Abstract

This article provides an indictment of the study of South-East Asian international relations by confronting head-on the problems that have arisen within this field, in particular the way in which Western academics ended up colluding with deeply illiberal regimes in the area, which excluded dissenting opinions, often by deliberately denouncing these opinions as ‘polemical’. This study uses the discipline of Sovietology to explore the reasons why South-East Asian studies developed into a closed community of scholarship, often hostile to dissenting viewpoints. The disciplines bear comparison because they both manifestly failed to predict the cataclysms that befell their respective areas of study. The analysis identifies similarities in the way in which the two disciplines seemed to ignore sceptical voices and evolved a shared belief in ‘system stability’. As a result, both Soviet studies and the study of South-East Asian international relations developed serious methodological flaws.
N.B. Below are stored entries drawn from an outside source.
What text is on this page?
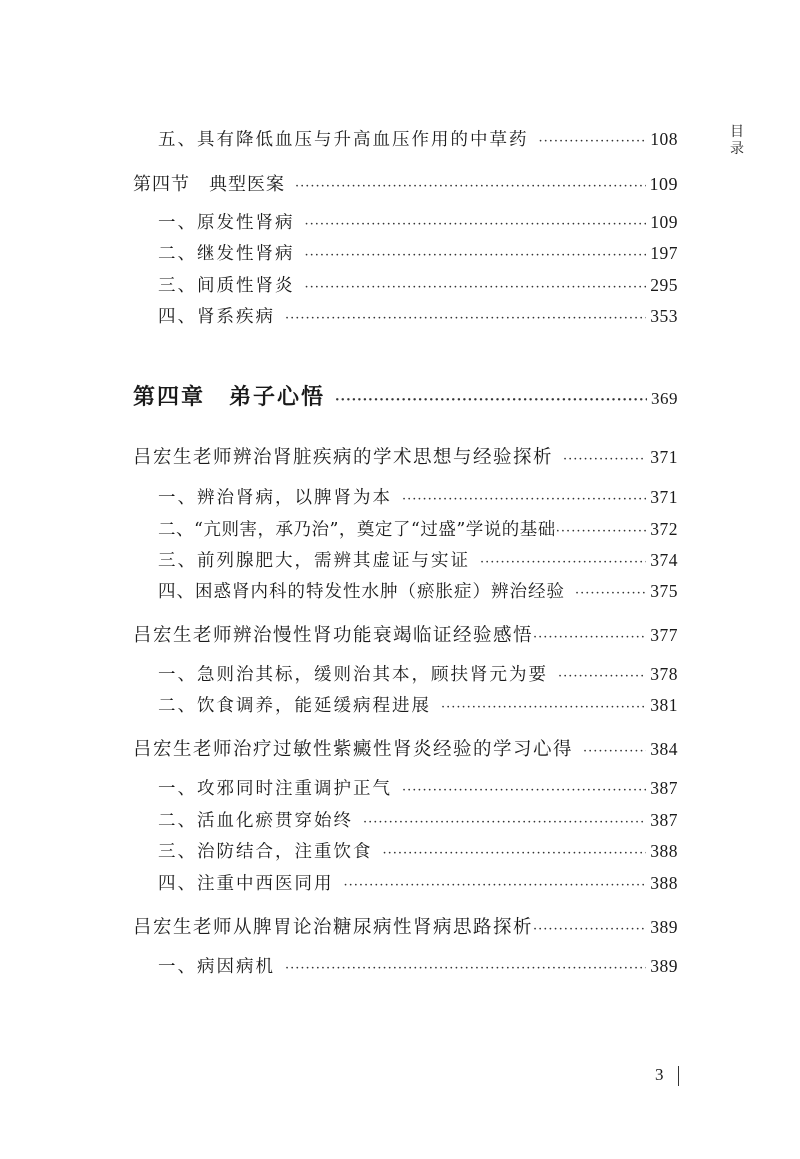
目录
五、具有降低血压与升高血压作用的中草药 ·····	108
第四节　典型医案 ·····	109
一、原发性肾病 ·····	109
二、继发性肾病 ·····	197
三、间质性肾炎 ·····	295
四、肾系疾病 ·····	353
第四章　弟子心悟 ·····	369
吕宏生老师辨治肾脏疾病的学术思想与经验探析 ·····	371
一、辨治肾病，以脾肾为本 ·····	371
二、“亢则害，承乃治”，奠定了“过盛”学说的基础 ·····	372
三、前列腺肥大，需辨其虚证与实证 ·····	374
四、困惑肾内科的特发性水肿（瘀胀症）辨治经验 ·····	375
吕宏生老师辨治慢性肾功能衰竭临证经验感悟 ·····	377
一、急则治其标，缓则治其本，顾扶肾元为要 ·····	378
二、饮食调养，能延缓病程进展 ·····	381
吕宏生老师治疗过敏性紫癜性肾炎经验的学习心得 ·····	384
一、攻邪同时注重调护正气 ·····	387
二、活血化瘀贯穿始终 ·····	387
三、治防结合，注重饮食 ·····	388
四、注重中西医同用 ·····	388
吕宏生老师从脾胃论治糖尿病性肾病思路探析 ·····	389
一、病因病机 ·····	389
3
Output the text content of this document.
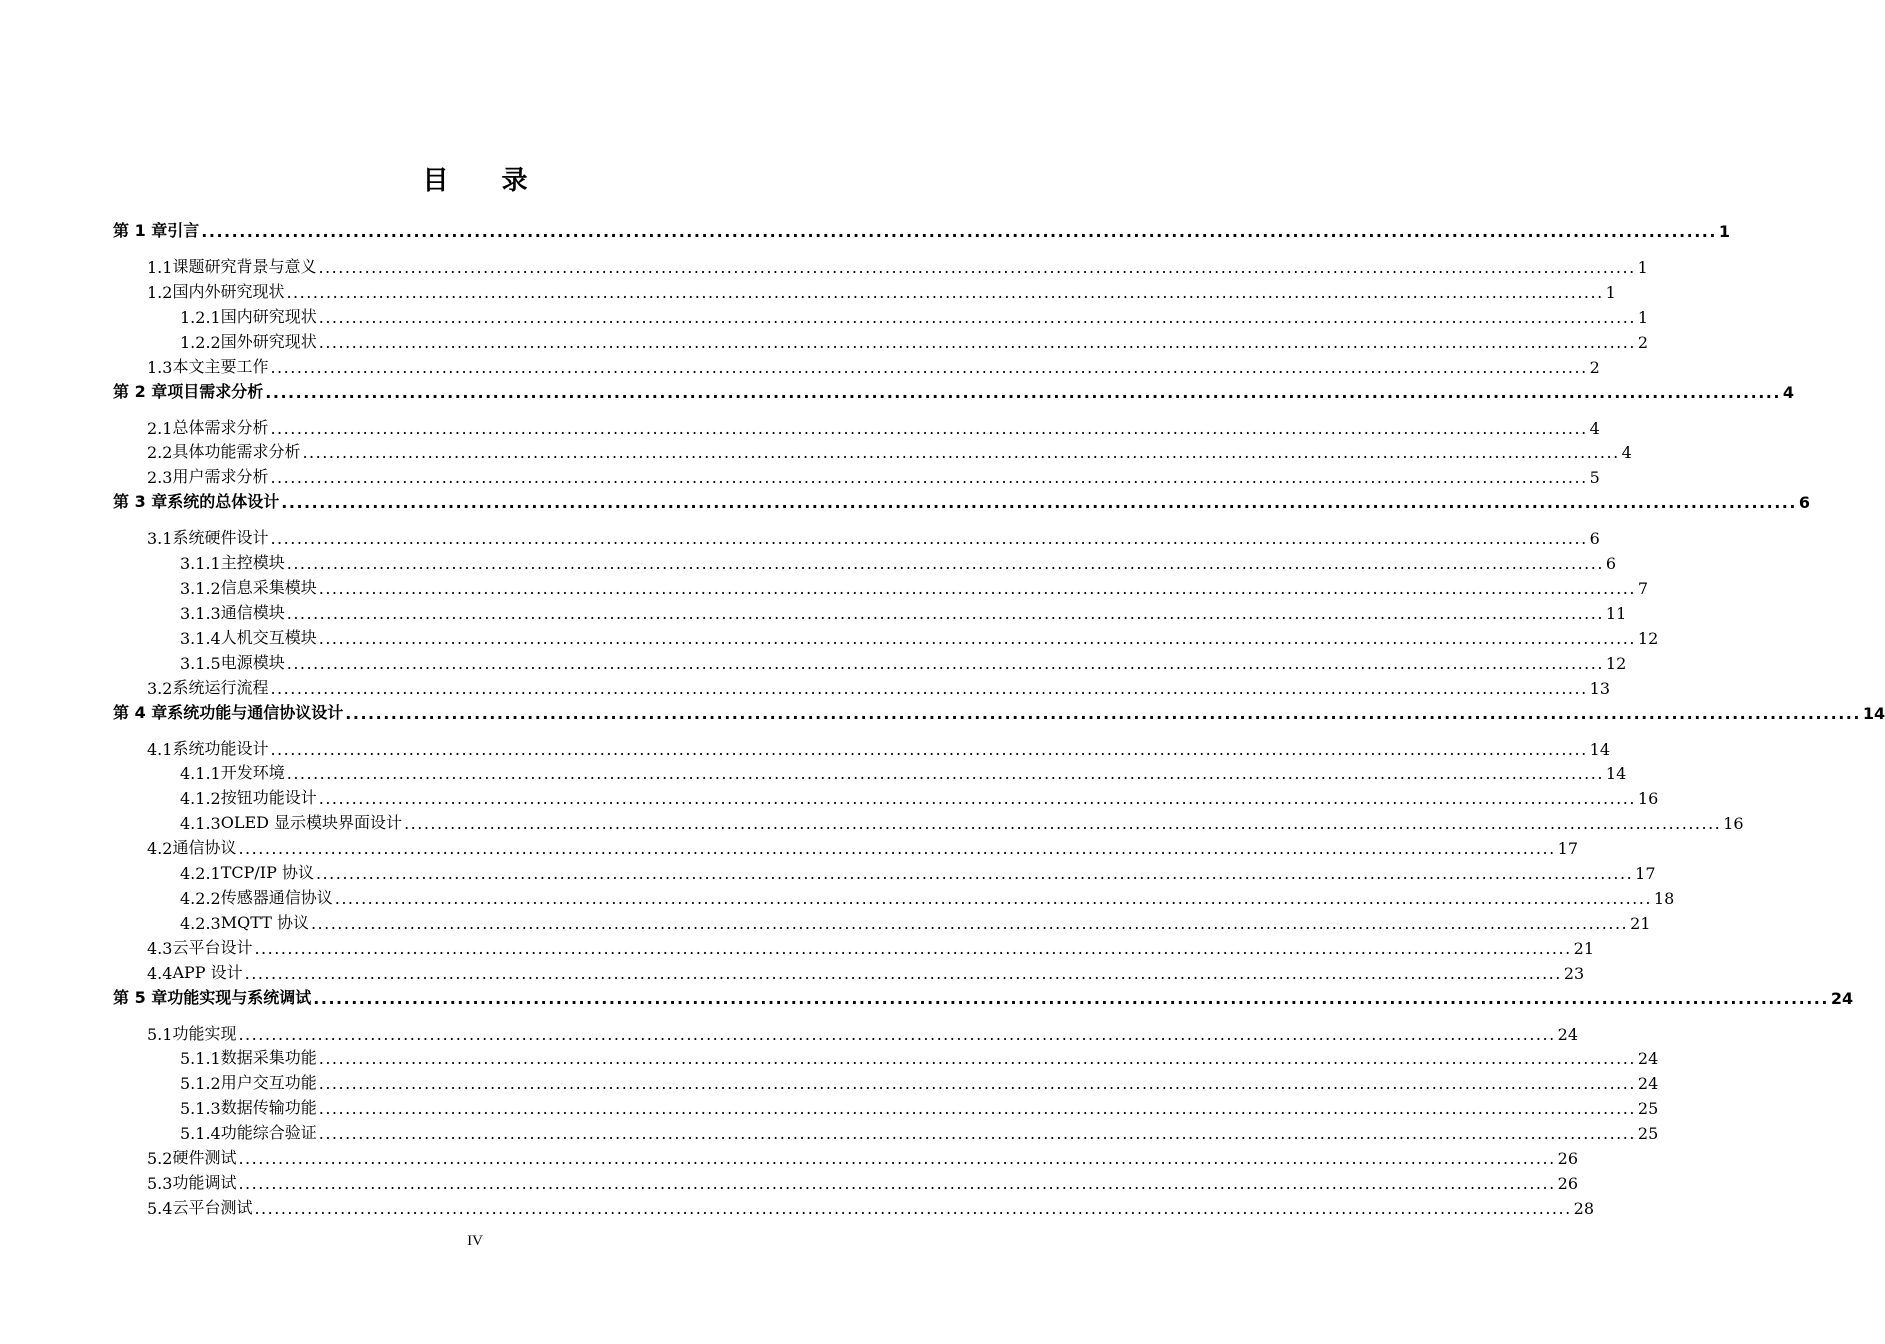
目 录
第 1 章 引言 ........................................................................................................................................................................................................ 1
1.1 课题研究背景与意义 ........................................................................................................................................................................................................ 1
1.2 国内外研究现状 ........................................................................................................................................................................................................ 1
1.2.1 国内研究现状 ........................................................................................................................................................................................................ 1
1.2.2 国外研究现状 ........................................................................................................................................................................................................ 2
1.3 本文主要工作 ........................................................................................................................................................................................................ 2
第 2 章 项目需求分析 ........................................................................................................................................................................................................ 4
2.1 总体需求分析 ........................................................................................................................................................................................................ 4
2.2 具体功能需求分析 ........................................................................................................................................................................................................ 4
2.3 用户需求分析 ........................................................................................................................................................................................................ 5
第 3 章 系统的总体设计 ........................................................................................................................................................................................................ 6
3.1 系统硬件设计 ........................................................................................................................................................................................................ 6
3.1.1 主控模块 ........................................................................................................................................................................................................ 6
3.1.2 信息采集模块 ........................................................................................................................................................................................................ 7
3.1.3 通信模块 ........................................................................................................................................................................................................ 11
3.1.4 人机交互模块 ........................................................................................................................................................................................................ 12
3.1.5 电源模块 ........................................................................................................................................................................................................ 12
3.2 系统运行流程 ........................................................................................................................................................................................................ 13
第 4 章 系统功能与通信协议设计 ........................................................................................................................................................................................................ 14
4.1 系统功能设计 ........................................................................................................................................................................................................ 14
4.1.1 开发环境 ........................................................................................................................................................................................................ 14
4.1.2 按钮功能设计 ........................................................................................................................................................................................................ 16
4.1.3 OLED 显示模块界面设计 ........................................................................................................................................................................................................ 16
4.2 通信协议 ........................................................................................................................................................................................................ 17
4.2.1 TCP/IP 协议 ........................................................................................................................................................................................................ 17
4.2.2 传感器通信协议 ........................................................................................................................................................................................................ 18
4.2.3 MQTT 协议 ........................................................................................................................................................................................................ 21
4.3 云平台设计 ........................................................................................................................................................................................................ 21
4.4 APP 设计 ........................................................................................................................................................................................................ 23
第 5 章 功能实现与系统调试 ........................................................................................................................................................................................................ 24
5.1 功能实现 ........................................................................................................................................................................................................ 24
5.1.1 数据采集功能 ........................................................................................................................................................................................................ 24
5.1.2 用户交互功能 ........................................................................................................................................................................................................ 24
5.1.3 数据传输功能 ........................................................................................................................................................................................................ 25
5.1.4 功能综合验证 ........................................................................................................................................................................................................ 25
5.2 硬件测试 ........................................................................................................................................................................................................ 26
5.3 功能调试 ........................................................................................................................................................................................................ 26
5.4 云平台测试 ........................................................................................................................................................................................................ 28
IV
However, this study argues that South-East Asian studies suffered even more severe disciplinary shortcomings than its Sovietological counterpart because the academic space was further de-intellectualized by the pervasive influence of the authoritarian South-East Asian developmental state which blurred the distinction between scholarship and bureaucracy and which succeeded in co-opting Western academics. The result was to create a field of study that promulgated the tyranny of the single truth, which erroneously perceived South-East Asia as a region of domestic tranquillity and regional order. What, in fact, emerged was an intellectual culture of self-censorship that kept South-East Asian studies within tacit, self-regulated boundaries.